What is the connection between regularization and the method of lagrange multipliers ?

To prevent overfitting people people add a regularization term (proportional to the squared sum of the parameters of the model) with a regularization parameter $\lambda$ to the cost function of linear regression. Is this parameter $\lambda$ the same as a lagrange multiplier? So is regularization the same as the method of lagrange multiplier? Or how are these methods connected?

Say we are optimizing a model with parameters $$\vec{\theta}$$, by minimizing some criterion $$f(\vec{\theta})$$ subject to a constraint on the magnitude of the parameter vector (for instance to implement a structural risk minimization approach by constructing a nested set of models of increasing complexity), we would need to solve:

$$\mathrm{min}_\vec{\theta} f(\vec{\theta}) \quad \mathrm{s.t.} \quad \|\vec{\theta}\|^2 < C$$

The Lagrangian for this problem is (caveat: I think, its been a long day… 😉

$$\Lambda(\vec{\theta},\lambda) = f(\vec{\theta}) + \lambda\|\vec{\theta}\|^2 – \lambda C.$$

So it can easily be seen that a regularized cost function is closely related to a constrained optimization problem with the regularization parameter $$\lambda$$ being related to the constant governing the constraint ($$C$$), and is essentially the Lagrange multiplier. The $$-\lambda C$$ term is just an additive constant, so it doesn’t change the solution of the optimisation problem if it is omitted, just the value of the objective function.

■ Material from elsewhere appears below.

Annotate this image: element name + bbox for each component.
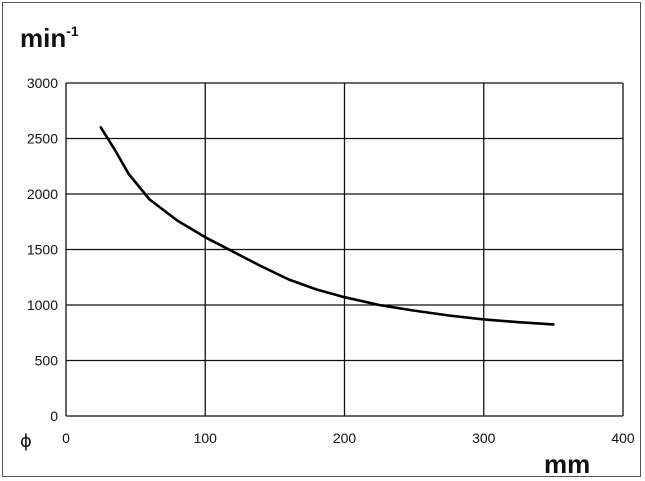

This illustrates why e.g. ridge regression implements structural risk minimization: Regularization is equivalent to putting a constraint on the magnitude of the weight vector and if $$C_1 > C_2$$ then every model that can be made while obeying the constraint that

$$\|\vec{\theta}\|^2 < C_2$$

will also be available under the constraint

$$\|\vec{\theta}\|^2 < C_1$$.

Hence reducing $$\lambda$$ generates a sequence of hypothesis spaces of increasing complexity.